Idyllisches Panorama von Köln - am Hauptbahnhof in der Nähe des Doms ging es in der Silvesternacht wenig idyllisch zu. © picture-alliance / dpa / Daniel Kalker
Von Arno Orzessek · 12.01.2016
Die "FAZ" legt nahe, dass die Männer in der Silvesternacht bewusst "die majestätische Nordfassade des Doms" ausgewählt hätten. Dort heißt es: "Die Folie steigert die Aufmerksamkeit."
"Schaut auf diese Stadt!" titelt die FRANKFURTER ALLGEMEINE ZEITUNG ...
Aber nicht etwa, um in Anspielung auf den einschlägigen Ausruf Ernst Reuters von 1948 - "Ihr Völker der Welt (... ), schaut auf diese Stadt!" – über Berlinisches zu berichten. Nein, der FAZ-Autor Andreas Rossmann unterstellt in seiner neuesten Interpretation der Kölner Silvester-Ereignisse, die ausgetickten Männer-Horden hätten "die majestätische Nordfassade des Doms" quasi aus werbe-technischem Kalkül zum Hintergrund ihres Treibens gemacht:
"Die Folie sichert und steigert die Aufmerksamkeit: Die Bildfixierung der Medien wird bedient. Der Dom wird als Kulisse benutzt, die noch andere Botschaften reflektiert: dass es sich um einen Anschlag auf die Kultur der europäischen Stadt als eines Ortes der Begegnung und individuellen Freiheit handelt und sich der Angriff gegen die (katholische) Kirche und mithin gegen jene Institution richtet, die in Köln bei der Aufnahme von Flüchtlingen mit Hunderten von Ehrenamtlern in der ersten Reihe steht."
So wenig Beweise Rossmann für seine These hat, so düster sind seine Schlüsse:
"Bildpolitik ist ein Geschäft, in dem der IS eine erschreckend professionelle Kompetenz zeigt. In Köln hat er nicht seine Meister, aber klammheimliche Mitstreiter gefunden."

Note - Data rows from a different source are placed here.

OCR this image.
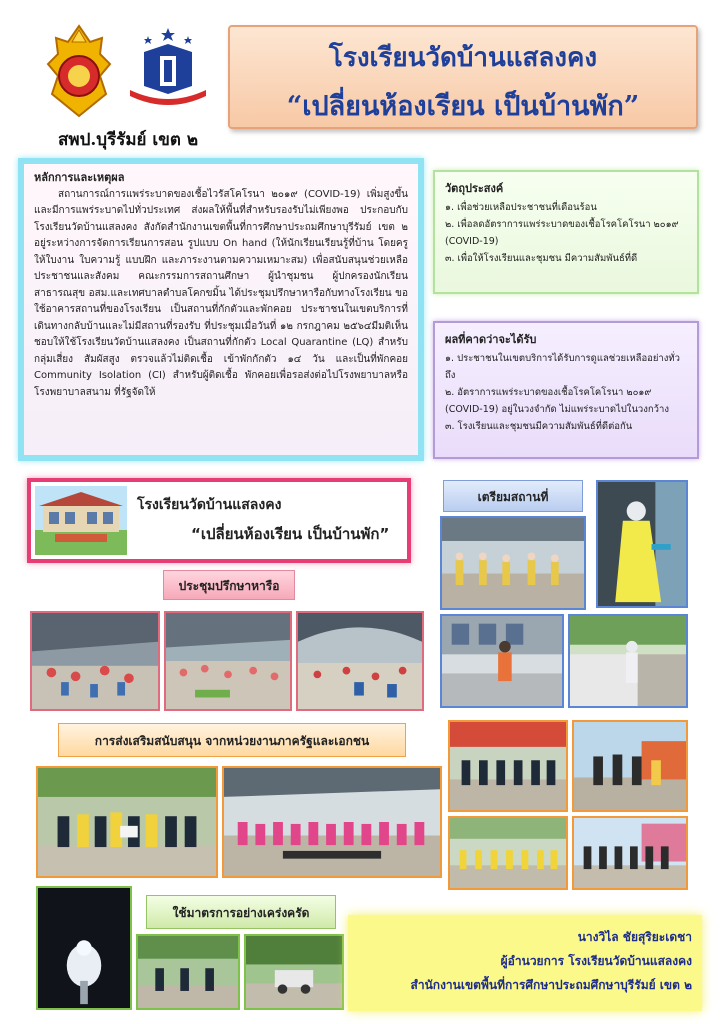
โรงเรียนวัดบ้านแสลงคง
“เปลี่ยนห้องเรียน เป็นบ้านพัก”
สพป.บุรีรัมย์ เขต ๒
หลักการและเหตุผล

สถานการณ์การแพร่ระบาดของเชื้อไวรัสโคโรนา ๒๐๑๙ (COVID-19) เพิ่มสูงขึ้น และมีการแพร่ระบาดไปทั่วประเทศ ส่งผลให้พื้นที่สำหรับรองรับไม่เพียงพอ ประกอบกับโรงเรียนวัดบ้านแสลงคง สังกัดสำนักงานเขตพื้นที่การศึกษาประถมศึกษาบุรีรัมย์ เขต ๒ อยู่ระหว่างการจัดการเรียนการสอน รูปแบบ On hand (ให้นักเรียนเรียนรู้ที่บ้าน โดยครูให้ใบงาน ใบความรู้ แบบฝึก และภาระงานตามความเหมาะสม) เพื่อสนับสนุนช่วยเหลือประชาชนและสังคม คณะกรรมการสถานศึกษา ผู้นำชุมชน ผู้ปกครองนักเรียน สาธารณสุข อสม.และเทศบาลตำบลโคกขมิ้น ได้ประชุมปรึกษาหารือกับทางโรงเรียน ขอใช้อาคารสถานที่ของโรงเรียน เป็นสถานที่กักตัวและพักคอย ประชาชนในเขตบริการที่เดินทางกลับบ้านและไม่มีสถานที่รองรับ ที่ประชุมเมื่อวันที่ ๑๒ กรกฎาคม ๒๕๖๔มีมติเห็นชอบให้ใช้โรงเรียนวัดบ้านแสลงคง เป็นสถานที่กักตัว Local Quarantine (LQ) สำหรับกลุ่มเสี่ยง สัมผัสสูง ตรวจแล้วไม่ติดเชื้อ เข้าพักกักตัว ๑๔ วัน และเป็นที่พักคอย Community Isolation (CI) สำหรับผู้ติดเชื้อ พักคอยเพื่อรอส่งต่อไปโรงพยาบาลหรือโรงพยาบาลสนาม ที่รัฐจัดให้

วัตถุประสงค์
๑. เพื่อช่วยเหลือประชาชนที่เดือนร้อน
๒. เพื่อลดอัตราการแพร่ระบาดของเชื้อโรคโคโรนา ๒๐๑๙ (COVID-19)
๓. เพื่อให้โรงเรียนและชุมชน มีความสัมพันธ์ที่ดี
ผลที่คาดว่าจะได้รับ
๑. ประชาชนในเขตบริการได้รับการดูแลช่วยเหลืออย่างทั่วถึง
๒. อัตราการแพร่ระบาดของเชื้อโรคโคโรนา ๒๐๑๙ (COVID-19) อยู่ในวงจำกัด ไม่แพร่ระบาดไปในวงกว้าง
๓. โรงเรียนและชุมชนมีความสัมพันธ์ที่ดีต่อกัน
โรงเรียนวัดบ้านแสลงคง
“เปลี่ยนห้องเรียน เป็นบ้านพัก”
ประชุมปรึกษาหารือ
เตรียมสถานที่
การส่งเสริมสนับสนุน จากหน่วยงานภาครัฐและเอกชน
ใช้มาตรการอย่างเคร่งครัด
นางวิไล ชัยสุริยะเดชา
ผู้อำนวยการ โรงเรียนวัดบ้านแสลงคง
สำนักงานเขตพื้นที่การศึกษาประถมศึกษาบุรีรัมย์ เขต ๒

Von "Seelenheil" und "Pimmelmacht"

Wir bleiben Silvester und den Folgen, wechseln aber die Tonart ...
Was ja oft der Fall ist, wenn wir die TAGESZEITUNG aufblättern.
Unter dem TAZigen Titel "Sie sagen 'Flüchtlinge' und meinen 'Pimmelmacht'" knöpft sich Silke Burmester gewisse Herren vom "Stern", von der "Süddeutschen Zeitung" und vor allem vom "Focus" vor.
Dessen Chefredakteur Ulrich Reitz sich im Rückblick auf Silvester besorgt gezeigt hat – und zwar ausgerechnet um das "'Seelenheil von Männern, die ihre Partnerinnen nicht mehr beschützen können'".
TAZ-Autorin Burmester findet das derart lächerlich, dass sie Reitz mit Schmackes unter die Gürtellinie tritt:
"Einer, der seinen Beschützerinstinkt gewöhnlich in der Hose hält, lässt sich dazu hinreißen, seine Ängste zu offenbaren: Davor, die Hoheit und die Kontrolle über seine Partnerin zu verlieren. Was in dem gedanklichen Albtraum mündet, sie könnte hingebungsvollen Sex mit einem Mann aus der Fremde haben. Der natürlich – die Männerangst kennt da keine Grenzen – einen Schwanz hat, der viel, viel länger und wohlproportionierter ist als sein blässliche deutsche Schlabberwurst."
Nun denn, Silke Burmester! Sind Sie sicher, dass Sie hier nicht Ihre Träume offenbaren?
So oder so finden wir, Ulrich Reitz hat Satisfaktion verdient, und wären bereit, ihn zum Stelldichein zu chauffieren – unter dem Motto: "Focus"-Chef steht für "TAZ"-Frau seinen Mann.

Polens Skepsis gegenüber Muslimen

Aber zurück zur bürgerlichen Seriosität, als deren Garant die NEUE ZÜRCHER ZEITUNG gelten darf.
Unter dem Titel "Katholizismus statt Kapitalismus" erläutert der polnische Schriftsteller Stefan Chwin im Gespräch mit Gerhard Gauck, warum in Polen gerade rückwärtsgewandte Kräfte dominieren und kommt auch auf die skeptische Haltung der Polen gegenüber Migranten zu sprechen.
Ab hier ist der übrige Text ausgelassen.